Short-termism is a choice: agencies and marketers are accountable
The ever smart and passionate Martin Weigel from W+K Amsterdam has questioned if advertising has lost its long-term bite because of a weakening creative muscle or whether it's always been a vapid load of tosh. Are we just kidding ourselves about the efficacious, erstwhile glories of advertising?
Key points:
- Agencies risk being in the business not of value creation but value destruction
- Client businesses are demanding flatter advertising solutions in the quest to win very quickly
- Critically, short-termism is a choice – an ideology – not a legal obligation
- Creativity shouldn’t be seen as some kind of distraction tactic, bait, or bribe. It offers a far richer output and outcome
- If creativity is to succeed, we must rebuild a model that delivers short- and long-term ideas
‘The brand line always gets cut first,’ a client once said to me. It’s a statement that many of us know to be true and one that forms the centre of Martin Weigel’s piece.
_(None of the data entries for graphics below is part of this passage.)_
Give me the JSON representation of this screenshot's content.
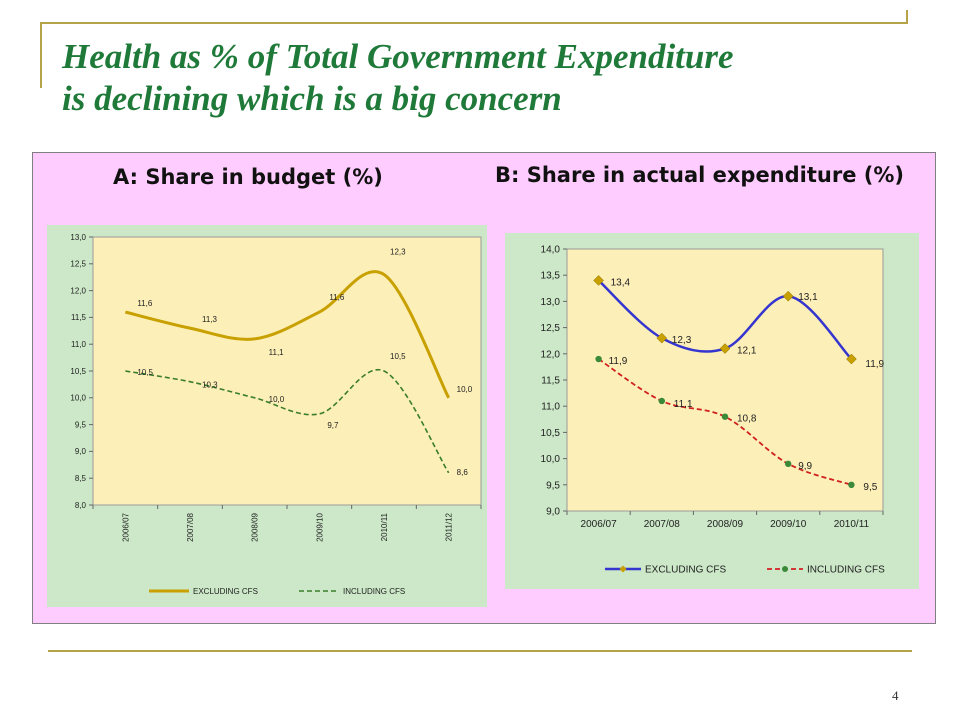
{
  "slide": {
    "title_line1": "Health as % of Total Government Expenditure",
    "title_line2": "is declining which is a big concern",
    "page_number": "4"
  },
  "colors": {
    "title": "#1f7a3a",
    "panel_background": "#ffccff",
    "chart_area": "#cce8c8",
    "plot_area": "#fdefb8",
    "chart_a_excluding": "#c8a000",
    "chart_a_including": "#3a7d2a",
    "chart_b_excluding": "#3535d0",
    "chart_b_including": "#d02020",
    "marker_diamond": "#c8a000",
    "marker_circle": "#3a8a3a"
  },
  "chart_data": [
    {
      "type": "line",
      "title": "A: Share in budget (%)",
      "categories": [
        "2006/07",
        "2007/08",
        "2008/09",
        "2009/10",
        "2010/11",
        "2011/12"
      ],
      "series": [
        {
          "name": "EXCLUDING CFS",
          "values": [
            11.6,
            11.3,
            11.1,
            11.6,
            12.3,
            10.0
          ],
          "labels": [
            "11,6",
            "11,3",
            "11,1",
            "11,6",
            "12,3",
            "10,0"
          ]
        },
        {
          "name": "INCLUDING CFS",
          "values": [
            10.5,
            10.3,
            10.0,
            9.7,
            10.5,
            8.6
          ],
          "labels": [
            "10,5",
            "10,3",
            "10,0",
            "9,7",
            "10,5",
            "8,6"
          ]
        }
      ],
      "ylim": [
        8.0,
        13.0
      ],
      "ytick_labels": [
        "13,0",
        "12,5",
        "12,0",
        "11,5",
        "11,0",
        "10,5",
        "10,0",
        "9,5",
        "9,0",
        "8,5",
        "8,0"
      ],
      "smooth": true,
      "markers": false,
      "grid": false,
      "legend_position": "bottom"
    },
    {
      "type": "line",
      "title": "B: Share in actual expenditure (%)",
      "categories": [
        "2006/07",
        "2007/08",
        "2008/09",
        "2009/10",
        "2010/11"
      ],
      "series": [
        {
          "name": "EXCLUDING CFS",
          "values": [
            13.4,
            12.3,
            12.1,
            13.1,
            11.9
          ],
          "labels": [
            "13,4",
            "12,3",
            "12,1",
            "13,1",
            "11,9"
          ],
          "marker": "diamond"
        },
        {
          "name": "INCLUDING CFS",
          "values": [
            11.9,
            11.1,
            10.8,
            9.9,
            9.5
          ],
          "labels": [
            "11,9",
            "11,1",
            "10,8",
            "9,9",
            "9,5"
          ],
          "marker": "circle"
        }
      ],
      "ylim": [
        9.0,
        14.0
      ],
      "ytick_labels": [
        "14,0",
        "13,5",
        "13,0",
        "12,5",
        "12,0",
        "11,5",
        "11,0",
        "10,5",
        "10,0",
        "9,5",
        "9,0"
      ],
      "smooth": true,
      "markers": true,
      "grid": false,
      "legend_position": "bottom"
    }
  ]
}
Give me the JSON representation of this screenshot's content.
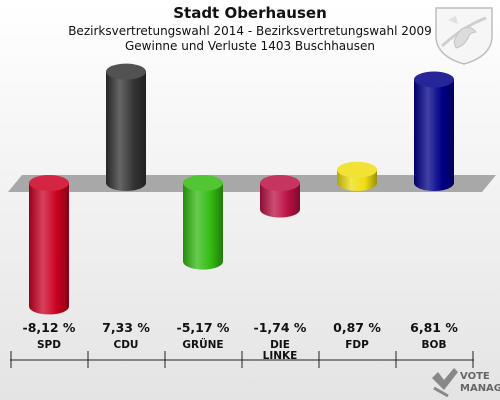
{
  "header": {
    "title": "Stadt Oberhausen",
    "subtitle1": "Bezirksvertretungswahl 2014 - Bezirksvertretungswahl 2009",
    "subtitle2": "Gewinne und Verluste 1403 Buschhausen"
  },
  "logo": {
    "line1": "VOTE",
    "line2": "MANAGER"
  },
  "chart_data": {
    "type": "bar",
    "title": "Stadt Oberhausen",
    "subtitle": "Gewinne und Verluste 1403 Buschhausen",
    "categories": [
      "SPD",
      "CDU",
      "GRÜNE",
      "DIE LINKE",
      "FDP",
      "BOB"
    ],
    "category_lines": [
      [
        "SPD"
      ],
      [
        "CDU"
      ],
      [
        "GRÜNE"
      ],
      [
        "DIE",
        "LINKE"
      ],
      [
        "FDP"
      ],
      [
        "BOB"
      ]
    ],
    "values": [
      -8.12,
      7.33,
      -5.17,
      -1.74,
      0.87,
      6.81
    ],
    "value_labels": [
      "-8,12 %",
      "7,33 %",
      "-5,17 %",
      "-1,74 %",
      "0,87 %",
      "6,81 %"
    ],
    "colors": [
      "#cc0022",
      "#333333",
      "#33bb11",
      "#bb1144",
      "#eedd11",
      "#000088"
    ],
    "ylim": [
      -9,
      9
    ],
    "xlabel": "",
    "ylabel": ""
  }
}
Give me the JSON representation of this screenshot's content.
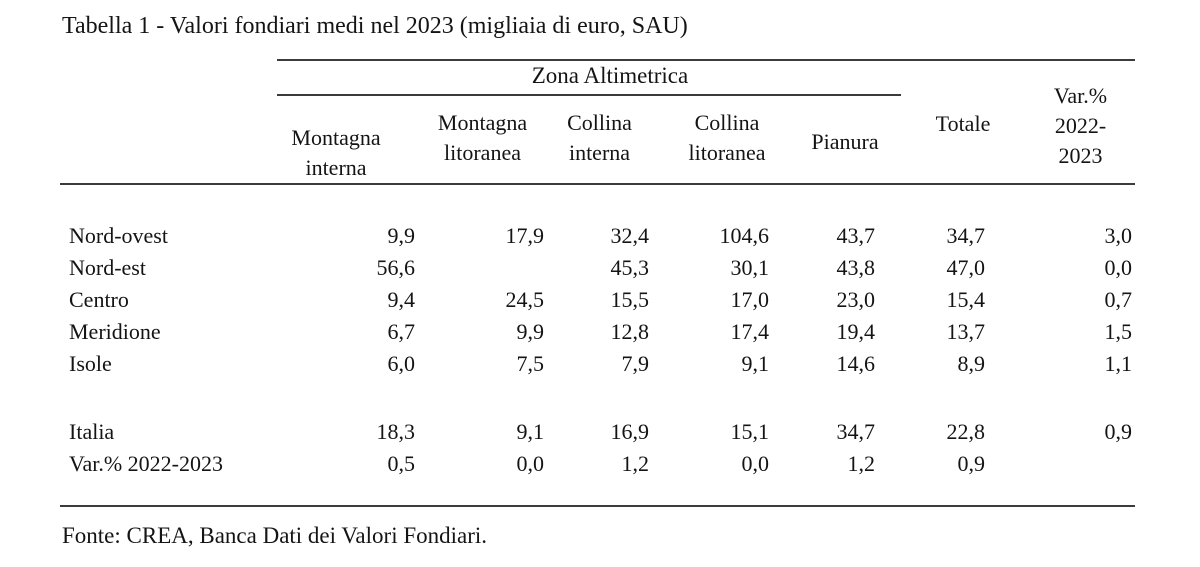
{
  "title": "Tabella 1 - Valori fondiari medi nel 2023 (migliaia di euro, SAU)",
  "table": {
    "spanner": "Zona Altimetrica",
    "columns": [
      {
        "name": "Montagna interna",
        "lines": [
          "Montagna",
          "interna"
        ]
      },
      {
        "name": "Montagna litoranea",
        "lines": [
          "Montagna",
          "litoranea"
        ]
      },
      {
        "name": "Collina interna",
        "lines": [
          "Collina",
          "interna"
        ]
      },
      {
        "name": "Collina litoranea",
        "lines": [
          "Collina",
          "litoranea"
        ]
      },
      {
        "name": "Pianura",
        "lines": [
          "Pianura"
        ]
      },
      {
        "name": "Totale",
        "lines": [
          "Totale"
        ]
      },
      {
        "name": "Var.% 2022-2023",
        "lines": [
          "Var.%",
          "2022-",
          "2023"
        ]
      }
    ],
    "rows": [
      {
        "label": "Nord-ovest",
        "values": [
          "9,9",
          "17,9",
          "32,4",
          "104,6",
          "43,7",
          "34,7",
          "3,0"
        ]
      },
      {
        "label": "Nord-est",
        "values": [
          "56,6",
          "",
          "45,3",
          "30,1",
          "43,8",
          "47,0",
          "0,0"
        ]
      },
      {
        "label": "Centro",
        "values": [
          "9,4",
          "24,5",
          "15,5",
          "17,0",
          "23,0",
          "15,4",
          "0,7"
        ]
      },
      {
        "label": "Meridione",
        "values": [
          "6,7",
          "9,9",
          "12,8",
          "17,4",
          "19,4",
          "13,7",
          "1,5"
        ]
      },
      {
        "label": "Isole",
        "values": [
          "6,0",
          "7,5",
          "7,9",
          "9,1",
          "14,6",
          "8,9",
          "1,1"
        ]
      },
      {
        "label": "Italia",
        "values": [
          "18,3",
          "9,1",
          "16,9",
          "15,1",
          "34,7",
          "22,8",
          "0,9"
        ]
      },
      {
        "label": "Var.% 2022-2023",
        "values": [
          "0,5",
          "0,0",
          "1,2",
          "0,0",
          "1,2",
          "0,9",
          ""
        ]
      }
    ],
    "source": "Fonte: CREA, Banca Dati dei Valori Fondiari."
  },
  "chart_data": {
    "type": "table",
    "title": "Tabella 1 - Valori fondiari medi nel 2023 (migliaia di euro, SAU)",
    "column_group_label": "Zona Altimetrica",
    "column_group_span": [
      "Montagna interna",
      "Montagna litoranea",
      "Collina interna",
      "Collina litoranea",
      "Pianura"
    ],
    "columns": [
      "Montagna interna",
      "Montagna litoranea",
      "Collina interna",
      "Collina litoranea",
      "Pianura",
      "Totale",
      "Var.% 2022-2023"
    ],
    "rows": [
      [
        "Nord-ovest",
        9.9,
        17.9,
        32.4,
        104.6,
        43.7,
        34.7,
        3.0
      ],
      [
        "Nord-est",
        56.6,
        null,
        45.3,
        30.1,
        43.8,
        47.0,
        0.0
      ],
      [
        "Centro",
        9.4,
        24.5,
        15.5,
        17.0,
        23.0,
        15.4,
        0.7
      ],
      [
        "Meridione",
        6.7,
        9.9,
        12.8,
        17.4,
        19.4,
        13.7,
        1.5
      ],
      [
        "Isole",
        6.0,
        7.5,
        7.9,
        9.1,
        14.6,
        8.9,
        1.1
      ],
      [
        "Italia",
        18.3,
        9.1,
        16.9,
        15.1,
        34.7,
        22.8,
        0.9
      ],
      [
        "Var.% 2022-2023",
        0.5,
        0.0,
        1.2,
        0.0,
        1.2,
        0.9,
        null
      ]
    ],
    "source": "Fonte: CREA, Banca Dati dei Valori Fondiari."
  }
}
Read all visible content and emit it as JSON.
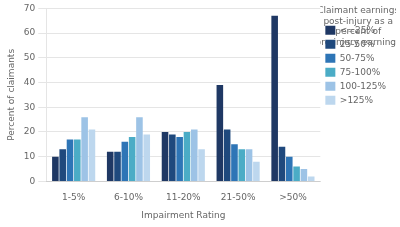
{
  "chart_data": {
    "type": "bar",
    "xlabel": "Impairment Rating",
    "ylabel": "Percent of claimants",
    "legend_title": "Claimant earnings\npost-injury as a\npercent of\npre-injury earnings",
    "categories": [
      "1-5%",
      "6-10%",
      "11-20%",
      "21-50%",
      ">50%"
    ],
    "series": [
      {
        "name": "<=25%",
        "color": "#1f3864",
        "values": [
          10,
          12,
          20,
          39,
          67
        ]
      },
      {
        "name": "25-50%",
        "color": "#1f497d",
        "values": [
          13,
          12,
          19,
          21,
          14
        ]
      },
      {
        "name": "50-75%",
        "color": "#2e75b6",
        "values": [
          17,
          16,
          18,
          15,
          10
        ]
      },
      {
        "name": "75-100%",
        "color": "#4bacc6",
        "values": [
          17,
          18,
          20,
          13,
          6
        ]
      },
      {
        "name": "100-125%",
        "color": "#9dc3e6",
        "values": [
          26,
          26,
          21,
          13,
          5
        ]
      },
      {
        "name": ">125%",
        "color": "#bdd7ee",
        "values": [
          21,
          19,
          13,
          8,
          2
        ]
      }
    ],
    "ylim": [
      0,
      70
    ],
    "yticks": [
      0,
      10,
      20,
      30,
      40,
      50,
      60,
      70
    ],
    "grid": true,
    "legend": "right"
  }
}
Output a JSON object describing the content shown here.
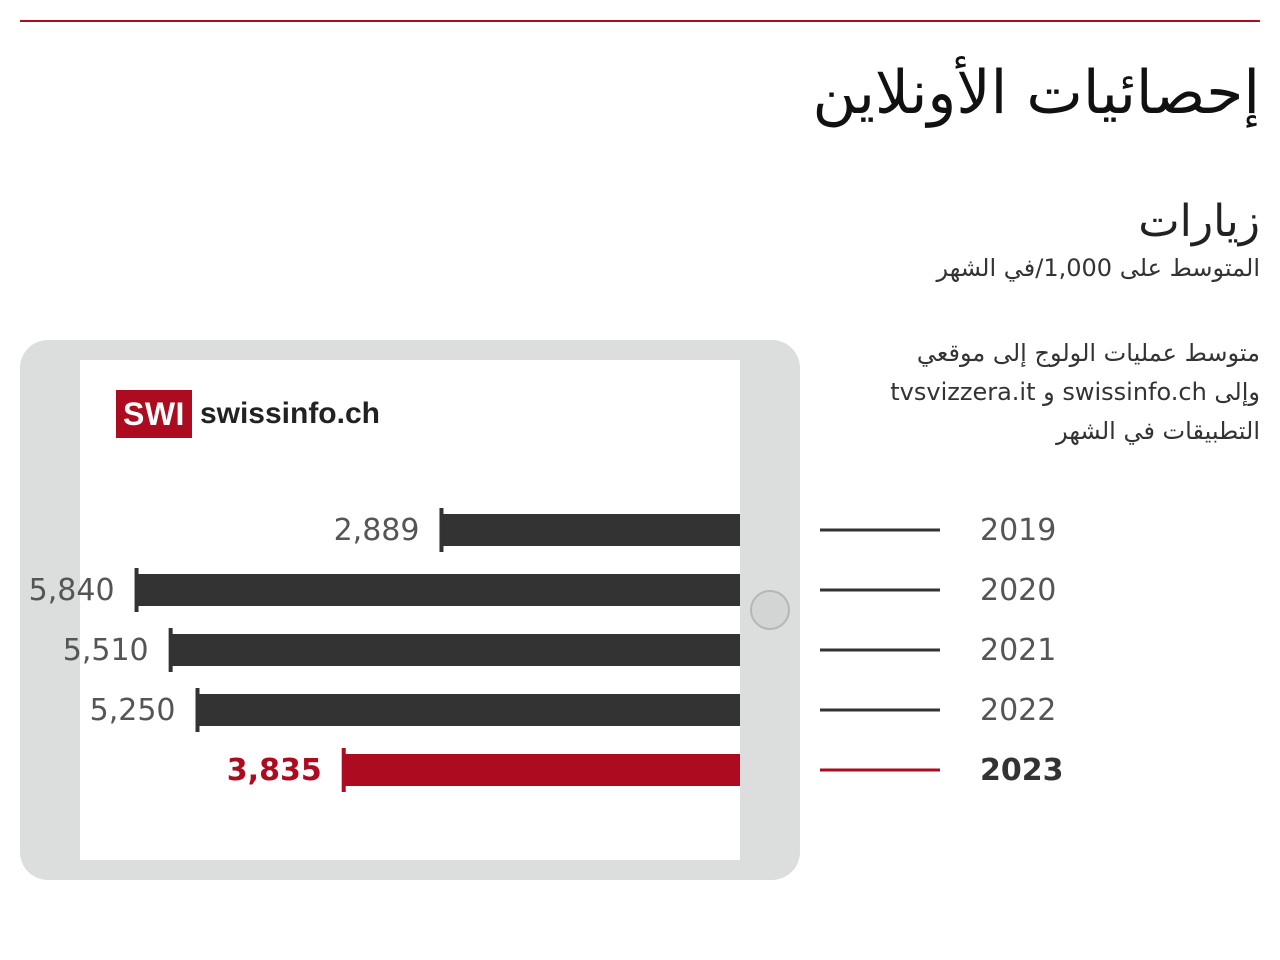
{
  "header": {
    "title": "إحصائيات الأونلاين",
    "section_title": "زيارات",
    "subtitle": "المتوسط على 1,000/في الشهر",
    "description_lines": [
      "متوسط عمليات الولوج إلى موقعي",
      "وإلى swissinfo.ch و tvsvizzera.it",
      "التطبيقات في الشهر"
    ]
  },
  "logo": {
    "mark": "SWI",
    "wordmark": "swissinfo.ch"
  },
  "colors": {
    "accent": "#ad0b1f",
    "bar": "#333333",
    "frame": "#dcdddd"
  },
  "chart_data": {
    "type": "bar",
    "orientation": "horizontal",
    "direction": "right-to-left",
    "categories": [
      "2019",
      "2020",
      "2021",
      "2022",
      "2023"
    ],
    "values": [
      2889,
      5840,
      5510,
      5250,
      3835
    ],
    "value_labels": [
      "2,889",
      "5,840",
      "5,510",
      "5,250",
      "3,835"
    ],
    "highlight": "2023",
    "xlim": [
      0,
      6000
    ],
    "grid": false
  }
}
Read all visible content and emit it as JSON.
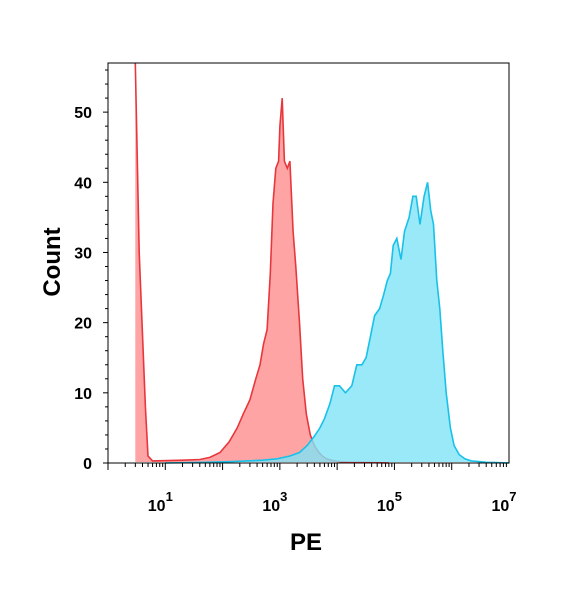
{
  "chart_data": {
    "type": "area",
    "title": "",
    "xlabel": "PE",
    "ylabel": "Count",
    "x_scale": "log",
    "xlim": [
      1,
      10000000
    ],
    "ylim": [
      0,
      57
    ],
    "grid": false,
    "y_ticks": [
      {
        "value": 0,
        "label": "0"
      },
      {
        "value": 10,
        "label": "10"
      },
      {
        "value": 20,
        "label": "20"
      },
      {
        "value": 30,
        "label": "30"
      },
      {
        "value": 40,
        "label": "40"
      },
      {
        "value": 50,
        "label": "50"
      }
    ],
    "x_ticks": [
      {
        "value": 10,
        "base": "10",
        "exp": "1"
      },
      {
        "value": 1000,
        "base": "10",
        "exp": "3"
      },
      {
        "value": 100000,
        "base": "10",
        "exp": "5"
      },
      {
        "value": 10000000,
        "base": "10",
        "exp": "7"
      }
    ],
    "series": [
      {
        "color": "#e8373c",
        "fill": "#ff9f9f",
        "x": [
          3,
          3.5,
          4.5,
          5,
          6,
          20,
          40,
          60,
          90,
          130,
          180,
          230,
          300,
          380,
          450,
          520,
          600,
          680,
          760,
          850,
          950,
          1000,
          1100,
          1200,
          1350,
          1500,
          1700,
          1900,
          2200,
          2500,
          2900,
          3400,
          4000,
          4700,
          5500,
          6500,
          7800,
          9000,
          11000,
          14000,
          18000,
          25000,
          40000,
          80000
        ],
        "values": [
          57,
          30,
          8,
          1,
          0.3,
          0.4,
          0.5,
          0.8,
          1.5,
          3,
          5,
          7,
          9,
          12,
          14,
          17,
          19,
          27,
          37,
          42,
          43,
          48,
          52,
          43,
          42,
          43,
          33,
          28,
          20,
          12,
          7,
          4,
          2.5,
          1.6,
          1,
          0.6,
          0.4,
          0.3,
          0.2,
          0.15,
          0.1,
          0.1,
          0.05,
          0
        ]
      },
      {
        "color": "#19c1e8",
        "fill": "#7fe3f8",
        "x": [
          10,
          50,
          150,
          500,
          900,
          1500,
          2200,
          3000,
          4000,
          5000,
          6000,
          7500,
          9000,
          11000,
          14000,
          18000,
          22000,
          27000,
          32000,
          38000,
          45000,
          55000,
          65000,
          75000,
          85000,
          95000,
          110000,
          130000,
          150000,
          180000,
          210000,
          240000,
          280000,
          330000,
          380000,
          430000,
          480000,
          550000,
          620000,
          700000,
          800000,
          950000,
          1100000,
          1350000,
          1700000,
          2200000,
          3000000,
          4000000,
          6000000,
          10000000
        ],
        "values": [
          0,
          0.1,
          0.2,
          0.4,
          0.6,
          1,
          1.5,
          2.5,
          3.8,
          5,
          6.3,
          8.5,
          11,
          11,
          10,
          11,
          14,
          14,
          15,
          18,
          21,
          22,
          24,
          26,
          27,
          31,
          32,
          29,
          33,
          35,
          38,
          38,
          34,
          38,
          40,
          36,
          34,
          26,
          22,
          16,
          10,
          5,
          2.5,
          1.2,
          0.6,
          0.3,
          0.2,
          0.1,
          0.05,
          0
        ]
      }
    ]
  }
}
His argument adds critical, ideological fuel to a debate that we in Australia are losing. The last Effies saw only two submissions awarded for long-term brand building success.
The fact that Weigel frames short-termism as a choice, not a legal or necessary obligation, is crucial. We – in the agency world – risk being seen as hand wringing over the death of our model and/or the long-form advertising format. But the greater risk is that we don’t defend the commercial truth of how we approach healthy brand building. Closer to home, Mark Ritson has screamed the virtuous cycle that emerges when you avoid the tyranny of ‘or’.
And that’s the pain of all this.
The corporation will indeed feed more richly if it pursues both strategies. But often is unable to see beyond the glare of short-term success.
A dual approach requires patience and time, true. While not imperative, a brand will likely deploy up to several communication platforms to make work. Considering how they flow and work together is time that needs to be afforded. It is the very definition of time well spent.
Post-Cannes, clickbait headlines declared the death of creativity because long-term effectiveness was apparently in decline.
I’d argue that the case for creativity has never been stronger. Instead it’s a prevailing commercial culture that is killing its paradoxical gift. A gift we can reprise if we dare to push back. And revert to the core agency skill of – as Bill Bernbach called it – ‘properly practiced creativity’. A business practice that results in greater sales more economically achieved. Properly practiced creativity can lift your claims out of the swamp of sameness and make them accepted, believed, persuasive, urgent.
Priming. And reminding.
The long. And the short.
As Martin concludes, so shall I, ‘Disproportionate and sustained advantage awaits.’